(Guest Post by Matthew Ladner)
While some of us continue to CeleNAEP good times, Arizona’s spending lobby continues to inexplicably lament because Arizona spent more money during the housing bubble. One might, as Cartman, even refer to it as unfathomable sadness. Dana Naimark of the Children’s Action Alliance provides an illustrative example of the genre:
Ducey likes to brag about moving government at the speed of business. He says economic growth will take care of our public schools.
But for three years, he has put his foot on the brake for public school funding while directing more of our state’s precious resources to cut taxes for corporations, grow tax credits with no accountability, and support private and religious schools with tax credits and vouchers.
The vast majority of parents who choose public schools have already waited a decade for funding to be restored. Arizona can’t afford to wait another five years without a clear financial plan. We expect reinvestments we can count on, with funding that is permanent and equitable and not built on gimmicks.
Governor, it’s time to answer that call.
I could provide links showing AZ spending per pupil spending increasing over the last three years (could someone please put their foot on my personal finances like this?) but that is just too easy. The genre features either an explicit or implicit assumption that spending is tightly tied to academic outcomes. The folly of this assumption is easily demonstrated. The National Center for Education Statistics for instance pegged current (not total) spending per pupil in Arizona at $7,562 in 2013-14 and New York at $20,440. Delightfully however Arizona students closed the academic gap with New York students.

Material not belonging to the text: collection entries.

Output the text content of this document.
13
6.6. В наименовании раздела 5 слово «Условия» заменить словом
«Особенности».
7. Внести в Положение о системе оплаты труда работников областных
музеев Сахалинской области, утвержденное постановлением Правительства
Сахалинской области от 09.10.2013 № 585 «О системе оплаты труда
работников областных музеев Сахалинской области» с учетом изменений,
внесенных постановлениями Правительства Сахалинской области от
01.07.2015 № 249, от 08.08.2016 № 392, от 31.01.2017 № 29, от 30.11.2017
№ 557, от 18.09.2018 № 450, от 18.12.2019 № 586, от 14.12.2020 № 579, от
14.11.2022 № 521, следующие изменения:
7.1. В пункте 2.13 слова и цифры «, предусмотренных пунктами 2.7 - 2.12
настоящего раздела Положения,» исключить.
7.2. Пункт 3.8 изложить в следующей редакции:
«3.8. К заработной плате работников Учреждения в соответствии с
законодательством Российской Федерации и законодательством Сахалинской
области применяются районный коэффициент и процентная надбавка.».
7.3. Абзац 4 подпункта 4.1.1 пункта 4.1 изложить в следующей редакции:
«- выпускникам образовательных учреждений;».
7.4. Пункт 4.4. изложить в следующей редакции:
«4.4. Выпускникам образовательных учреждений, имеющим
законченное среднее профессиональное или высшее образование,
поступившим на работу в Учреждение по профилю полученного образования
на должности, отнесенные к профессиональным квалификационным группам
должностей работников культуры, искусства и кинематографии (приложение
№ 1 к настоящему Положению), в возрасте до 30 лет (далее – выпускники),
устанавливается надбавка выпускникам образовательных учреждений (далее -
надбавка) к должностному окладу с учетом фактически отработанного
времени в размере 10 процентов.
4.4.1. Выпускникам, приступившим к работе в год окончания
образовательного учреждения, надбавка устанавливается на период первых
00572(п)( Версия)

Just in case you suspect some sort of Math fluke:
If you are a New Yorker, your sadness is entirely fathomable. Data like those in the above charts ought to have people rioting in the streets of Albany demanding to know just what is being done with their tax dollars?
If you live in Arizona, sadness looks unfathomable indeed. If you can’t be happy leading the nation in academic gains then you either have very odd K-12 priorities or else just lack the necessary talent for living happily ever after. Neither problem here!